リシティアが、無邪気な笑みを消してこちらを見据える。冷たい笑みですらない。ただただ何もない、虚無と形容するしかない表情と目が。
「平和な世界に。貴方を届けます」
この少女は。リシティアは本気で言っている。何の脅しも効かないと知った上で、唯一‘効く’言葉を吐いた。
地獄を作り上げてきた。きっと自分から、嬉々として。そうして彼は砕かれ、この足も砕かれ。こんな掃き溜めに落ちてきた。
そんな自分が、無条件に幸せに浸るなど。平和を享受するなど。
「……死んだ方がマシね」
惨たらしく殺してくれた方が。まだ私に相応しい。
「分かった。何をすればいいの」
諦念を浮かべながら、セイルはリシティアにそう問い掛ける。リシティアは氷の微笑みを浮かべ、ぴっと指を立てる。
「詳しくは後で。私達の仕事は完璧ですが、走り屋にいつ感付かれるか分かりませんし。まずは綺麗にしましょう。レティが嫌がります」
肝心のレティーシャは、さっさと外に出ようと扉の近くまで歩いていた。
「ランナー。平和を届ける使者の事?」
セイルは誰に向けるでもなく問う。
「はい。私達より、ずっと優秀な人達の集まりです」
嫌味や皮肉のようにも聞こえるが、リシティアはどうも素直にそう評価しているようだった。
「人を呼んでくる。それ、運ばなきゃでしょ。私触りたくない」
そっぽを向き、レティーシャは扉を開けて出て行った。蝙蝠の鳴き声が、今度こそきいきいと響いている。
「レティはそもそも力ないでしょ。私もあまり触りたくないけど」
リシティアがそう零すのを聞きながら、まあそうだろうと頷く。私だって逆の立場だったら絶対に触りたくない。
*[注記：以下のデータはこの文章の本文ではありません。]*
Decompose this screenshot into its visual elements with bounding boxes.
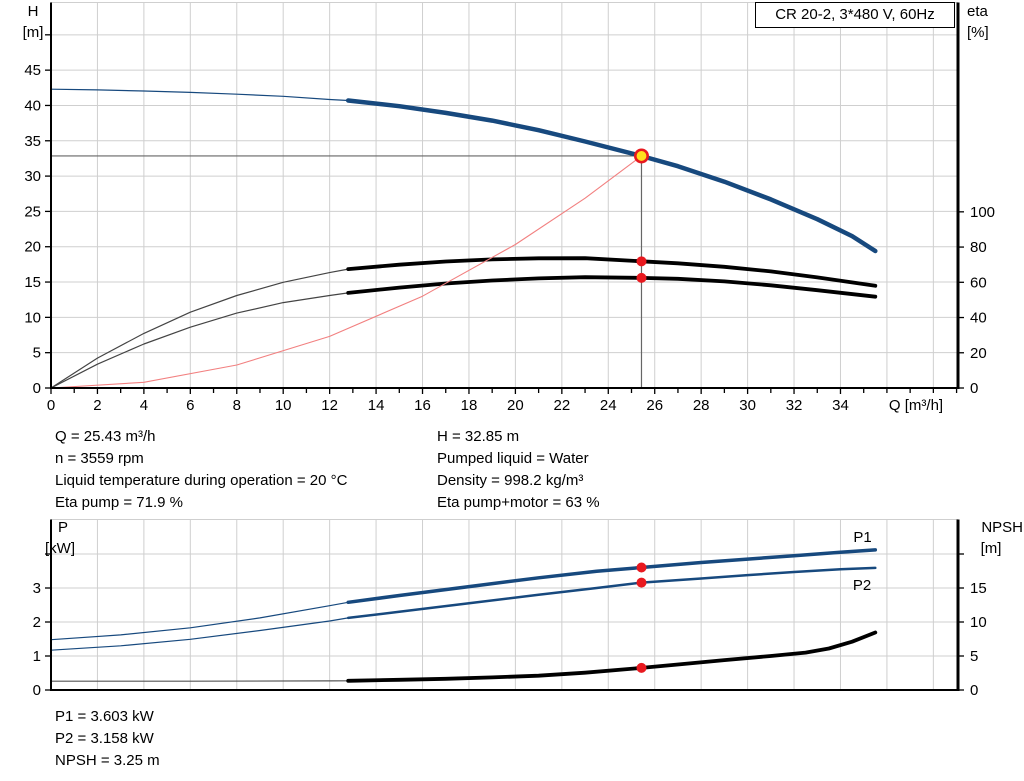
npsh-axis-label: NPSH (981, 519, 1023, 536)
x-tick-label: 32 (786, 397, 803, 414)
x-tick-label: 26 (646, 397, 663, 414)
p1-curve-thin (50, 601, 349, 641)
info-line-eta-pump: Eta pump = 71.9 % (55, 494, 183, 511)
x-tick-label: 30 (739, 397, 756, 414)
x-tick-label: 6 (186, 397, 194, 414)
system-curve (50, 155, 643, 389)
npsh-axis-unit: [m] (980, 540, 1002, 557)
pump-title-box: CR 20-2, 3*480 V, 60Hz (755, 2, 955, 28)
duty-info-right: H = 32.85 m Pumped liquid = Water Densit… (437, 426, 600, 514)
operating-dot (636, 562, 647, 573)
info-line-speed: n = 3559 rpm (55, 450, 144, 467)
y-left-tick-label: 0 (33, 380, 41, 397)
eta-axis-unit: [%] (967, 24, 989, 41)
x-tick-label: 34 (832, 397, 849, 414)
y-right-tick-label: 0 (970, 380, 978, 397)
y-left-tick-label: 45 (24, 62, 41, 79)
y-left-tick-label: 2 (33, 614, 41, 631)
y-right-tick-label: 0 (970, 682, 978, 699)
eta-pump-motor-curve (346, 275, 878, 299)
p1-curve (346, 548, 878, 605)
info-line-eta-pump-motor: Eta pump+motor = 63 % (437, 494, 600, 511)
y-right-tick-label: 20 (970, 345, 987, 362)
x-tick-label: 18 (461, 397, 478, 414)
y-right-tick-label: 40 (970, 310, 987, 327)
info-line-density: Density = 998.2 kg/m³ (437, 472, 584, 489)
info-line-npsh: NPSH = 3.25 m (55, 752, 160, 769)
power-npsh-chart: 0 1 2 3 0 5 10 15 P1 P2 (33, 519, 987, 699)
info-line-liquid: Pumped liquid = Water (437, 450, 589, 467)
x-tick-label: 10 (275, 397, 292, 414)
x-tick-label: 24 (600, 397, 617, 414)
h-axis-unit: [m] (22, 24, 44, 41)
info-line-p2: P2 = 3.158 kW (55, 730, 154, 747)
y-right-tick-label: 100 (970, 204, 995, 221)
y-left-tick-label: 30 (24, 168, 41, 185)
operating-dot (636, 272, 647, 283)
y-left-tick-label: 20 (24, 239, 41, 256)
operating-dot (636, 577, 647, 588)
operating-dot (636, 256, 647, 267)
npsh-curve (346, 630, 878, 683)
x-tick-label: 2 (93, 397, 101, 414)
info-line-temperature: Liquid temperature during operation = 20… (55, 472, 348, 489)
duty-info-left: Q = 25.43 m³/h n = 3559 rpm Liquid tempe… (55, 426, 347, 514)
y-right-tick-label: 80 (970, 239, 987, 256)
info-line-q: Q = 25.43 m³/h (55, 428, 156, 445)
x-tick-label: 20 (507, 397, 524, 414)
x-tick-label: 8 (233, 397, 241, 414)
y-right-tick-label: 60 (970, 274, 987, 291)
p-axis-label: P (57, 519, 68, 536)
y-left-tick-label: 1 (33, 648, 41, 665)
y-left-tick-label: 3 (33, 580, 41, 597)
y-left-tick-label: 10 (24, 309, 41, 326)
y-left-tick-label: 25 (24, 203, 41, 220)
y-right-tick-label: 5 (970, 648, 978, 665)
p2-curve-thin (50, 617, 349, 651)
y-left-tick-label: 15 (24, 274, 41, 291)
info-line-p1: P1 = 3.603 kW (55, 708, 154, 725)
eta-pump-curve (346, 256, 878, 288)
h-axis-label: H (27, 3, 39, 20)
eta-axis-label: eta (967, 3, 988, 20)
hq-eta-chart: 0 2 4 6 8 10 12 14 16 18 20 22 24 26 28 30 32 34051015202… (24, 2, 995, 414)
x-tick-label: 0 (47, 397, 55, 414)
y-left-tick-label: 40 (24, 97, 41, 114)
eta-pump-motor-curve-thin (50, 292, 349, 389)
curve-label-p1: P1 (853, 529, 871, 546)
x-tick-label: 12 (321, 397, 338, 414)
y-left-tick-label: 0 (33, 682, 41, 699)
x-tick-label: 14 (368, 397, 385, 414)
head-curve-thin (50, 88, 349, 102)
duty-info-bottom: P1 = 3.603 kW P2 = 3.158 kW NPSH = 3.25 … (55, 706, 160, 772)
y-left-tick-label: 35 (24, 133, 41, 150)
q-axis-label: Q [m³/h] (888, 397, 944, 414)
y-left-tick-label: 5 (33, 345, 41, 362)
eta-pump-curve-thin (50, 268, 349, 389)
curve-label-p2: P2 (853, 577, 871, 594)
y-right-tick-label: 10 (970, 614, 987, 631)
x-tick-label: 4 (140, 397, 148, 414)
x-tick-label: 16 (414, 397, 431, 414)
x-tick-label: 28 (693, 397, 710, 414)
operating-dot (636, 662, 647, 673)
x-tick-label: 22 (553, 397, 570, 414)
y-right-tick-label: 15 (970, 580, 987, 597)
info-line-h: H = 32.85 m (437, 428, 520, 445)
duty-point (633, 148, 649, 164)
p-axis-unit: [kW] (45, 540, 75, 557)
「それで。貴方達は何なの? ランナーに敵対する組織なんて。私の頭にはないんだけど」
質問すると、リシティアは困ったように首を傾げる。
「テロリスト、ではないですし。政治的な理由とかじゃないんです。近いのはパブリックエネミーとか。そういうのになるんでしょうか?」
聞かれても困ると、セイルは顔をしかめるしかない。
「理由がないなんて。まあ、こんな掃き溜めに来るぐらいだもんね。まともじゃないのは当然か」
セイルがそう言うと、リシティアはくすりと笑みを零した。まるで、探していた子猫を見付けた時のように。
そして、リシティアはこくこくと頷く。
「最果て。私達に相応しい名前でしょう?」
掃き溜め、最下層、底辺、そういった意味の最果て……なのだろうか。セイルはリシティアの顔をまじまじと見据え、自分の想像よりも事態が複雑なのだとようやく気付いた。
てっきり、どこかの組織が少女二人を寄越したのかと思っていたが。そんなものはないのだ。この二人の少女が、アンダーの頂点にいる。事態は複雑だが、構造としては単純だ。
「アンダー。地獄に棲まう死者か」
呟き、セイルはなるほど相応しい名前だと納得した。作り上げてきた地獄が、私を放っておく筈もない。取り込まれ、また新しい地獄が作り上げられる。ただそれだけの事なのだ。
掃き溜めは最果てへと変わった。
だが……最果てが世界に追い付くまで。或いは、走り屋が最果てに追い付くまで。ここからまだ、二年の時を要する。